Pada gilirannya dalam merangkum sejarah perkembangan kehidupan manusia pun
secara ekstrem pola tersebut dijadikan model supaya mudah dalam
memetakan. Tidak dapat dipungkiri Filsafat yang sudah setua umur kehidupan
manusia itu sendiri, mengkonfigurasi perkembangan Filsafat ke dalam dikotomi
tersebut. Kadang beberapa pihak mengatakan, ada yang terlupakan bahwa ada situasi
atau kondisi abu-abu atau kebiru-biruan, agak baik atau cenderung jelek,
sejahtera atau tersubsidi justru yang sering dijumpai.
Gambar Simbol Yin Yang
Penulis bisa memahami penegasan adanya mazhab Platonik vs Aristoteles sebagai symbol penerjemahan Idealis vs Realis sampai dengan fase “Power Now” dengan fondasi Hegemoni mazhab Pragmatisme-Hedonisme-Kapitalisme, dalam mata kuliah Filsafat Ilmu, merupakan penerapan pola dikotomi di tataran Filsafat. Lantas siapakah yang berperan memberi paradigma ini?
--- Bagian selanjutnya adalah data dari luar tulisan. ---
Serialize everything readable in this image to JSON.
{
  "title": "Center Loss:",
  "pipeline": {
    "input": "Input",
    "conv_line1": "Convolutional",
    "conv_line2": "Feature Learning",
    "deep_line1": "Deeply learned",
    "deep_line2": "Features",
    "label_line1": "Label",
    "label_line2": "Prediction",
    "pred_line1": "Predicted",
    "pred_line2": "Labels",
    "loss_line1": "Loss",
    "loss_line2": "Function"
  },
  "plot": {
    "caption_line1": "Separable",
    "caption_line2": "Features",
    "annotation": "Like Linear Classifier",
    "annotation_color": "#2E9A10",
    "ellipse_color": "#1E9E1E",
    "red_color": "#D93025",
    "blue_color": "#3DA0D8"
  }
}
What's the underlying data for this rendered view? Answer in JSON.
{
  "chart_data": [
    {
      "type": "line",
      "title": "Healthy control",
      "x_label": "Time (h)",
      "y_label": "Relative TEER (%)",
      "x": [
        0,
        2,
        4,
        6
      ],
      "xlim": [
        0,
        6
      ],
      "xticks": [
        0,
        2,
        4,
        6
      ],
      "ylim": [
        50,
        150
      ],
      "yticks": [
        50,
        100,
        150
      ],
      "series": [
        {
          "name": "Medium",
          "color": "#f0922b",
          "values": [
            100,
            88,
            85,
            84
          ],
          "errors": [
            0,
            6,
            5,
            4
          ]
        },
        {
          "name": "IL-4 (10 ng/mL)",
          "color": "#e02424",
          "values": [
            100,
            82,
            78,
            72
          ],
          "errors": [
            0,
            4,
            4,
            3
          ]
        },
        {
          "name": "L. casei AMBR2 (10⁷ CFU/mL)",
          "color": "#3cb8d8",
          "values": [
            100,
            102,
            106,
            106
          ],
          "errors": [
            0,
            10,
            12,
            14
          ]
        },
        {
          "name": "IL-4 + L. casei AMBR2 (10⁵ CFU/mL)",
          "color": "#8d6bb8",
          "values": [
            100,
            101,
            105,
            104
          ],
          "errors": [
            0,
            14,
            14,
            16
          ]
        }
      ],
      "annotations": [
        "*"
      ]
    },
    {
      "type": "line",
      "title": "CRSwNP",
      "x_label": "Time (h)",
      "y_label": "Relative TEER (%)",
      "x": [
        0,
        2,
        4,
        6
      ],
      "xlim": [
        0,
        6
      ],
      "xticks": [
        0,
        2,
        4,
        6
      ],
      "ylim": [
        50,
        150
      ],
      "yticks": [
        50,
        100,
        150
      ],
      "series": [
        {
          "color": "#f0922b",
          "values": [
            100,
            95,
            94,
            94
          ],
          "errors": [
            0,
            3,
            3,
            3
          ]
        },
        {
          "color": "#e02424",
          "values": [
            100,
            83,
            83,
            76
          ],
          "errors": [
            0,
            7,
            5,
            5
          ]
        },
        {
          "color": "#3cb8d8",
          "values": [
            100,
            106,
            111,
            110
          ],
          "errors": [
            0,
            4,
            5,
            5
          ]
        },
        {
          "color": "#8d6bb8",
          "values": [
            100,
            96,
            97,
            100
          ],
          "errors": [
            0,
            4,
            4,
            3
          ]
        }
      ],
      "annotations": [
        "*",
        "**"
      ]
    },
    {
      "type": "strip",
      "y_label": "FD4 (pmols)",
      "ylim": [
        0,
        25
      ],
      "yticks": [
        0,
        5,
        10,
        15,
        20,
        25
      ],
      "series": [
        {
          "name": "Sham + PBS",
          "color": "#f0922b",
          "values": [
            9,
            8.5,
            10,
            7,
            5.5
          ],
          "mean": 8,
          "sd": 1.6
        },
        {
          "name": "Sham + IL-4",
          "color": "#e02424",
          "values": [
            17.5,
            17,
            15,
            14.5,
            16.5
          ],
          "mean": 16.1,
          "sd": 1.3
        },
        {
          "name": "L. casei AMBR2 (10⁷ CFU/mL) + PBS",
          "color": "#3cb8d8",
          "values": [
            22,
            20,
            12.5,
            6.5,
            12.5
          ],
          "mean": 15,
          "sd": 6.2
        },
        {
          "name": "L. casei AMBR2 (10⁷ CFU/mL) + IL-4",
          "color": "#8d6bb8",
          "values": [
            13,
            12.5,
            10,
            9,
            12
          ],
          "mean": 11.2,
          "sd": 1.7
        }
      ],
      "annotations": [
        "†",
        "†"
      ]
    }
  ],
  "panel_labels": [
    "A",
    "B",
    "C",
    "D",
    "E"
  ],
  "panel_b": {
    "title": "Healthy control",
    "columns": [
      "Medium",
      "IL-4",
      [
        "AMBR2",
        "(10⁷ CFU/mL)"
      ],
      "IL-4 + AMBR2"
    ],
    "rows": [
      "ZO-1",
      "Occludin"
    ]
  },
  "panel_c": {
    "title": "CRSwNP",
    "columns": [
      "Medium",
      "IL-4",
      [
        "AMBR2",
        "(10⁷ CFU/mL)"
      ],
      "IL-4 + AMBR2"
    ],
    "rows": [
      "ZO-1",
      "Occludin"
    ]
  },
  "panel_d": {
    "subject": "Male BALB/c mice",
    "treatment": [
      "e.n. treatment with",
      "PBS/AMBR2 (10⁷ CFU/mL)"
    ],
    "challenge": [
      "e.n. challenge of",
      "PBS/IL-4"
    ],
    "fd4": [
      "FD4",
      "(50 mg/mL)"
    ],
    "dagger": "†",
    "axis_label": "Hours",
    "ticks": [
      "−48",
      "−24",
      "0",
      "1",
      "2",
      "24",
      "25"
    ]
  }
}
Mencoba untuk mengetengahkan keberadaan yang
lain, adalah memandang adanya interval kontinu dari paradigma dikotomi,
barangkali sebagai upaya rasa syukur terhadap apa yang telah diterima sebagai
kebaikan. Ada konfigurasi situasi/kondisi di antara dua kondisi ekstrim. Artinya setiap orang tidak harus
mengkategorikan/mengkotak-kotak setiap keadaan hanya dalam dua kutub ekstrim (dikotomi). Namun lebih memberi
makna agar dapat dihadapkan pada pemenuhan kebutuhan pokok dalam menjalani
kehidupan yang wajar. Boleh jadi standar kewajaran dalam hidup seseorang
masih bisa diperdebatkan, namun norma yang berlaku di masyarakat sebenarnya
sudah cukup jelas untuk menghentikan perbedaan pendapat yang muncul. Akhirnya
semua kembali kepada bagaimana kita mensikapi.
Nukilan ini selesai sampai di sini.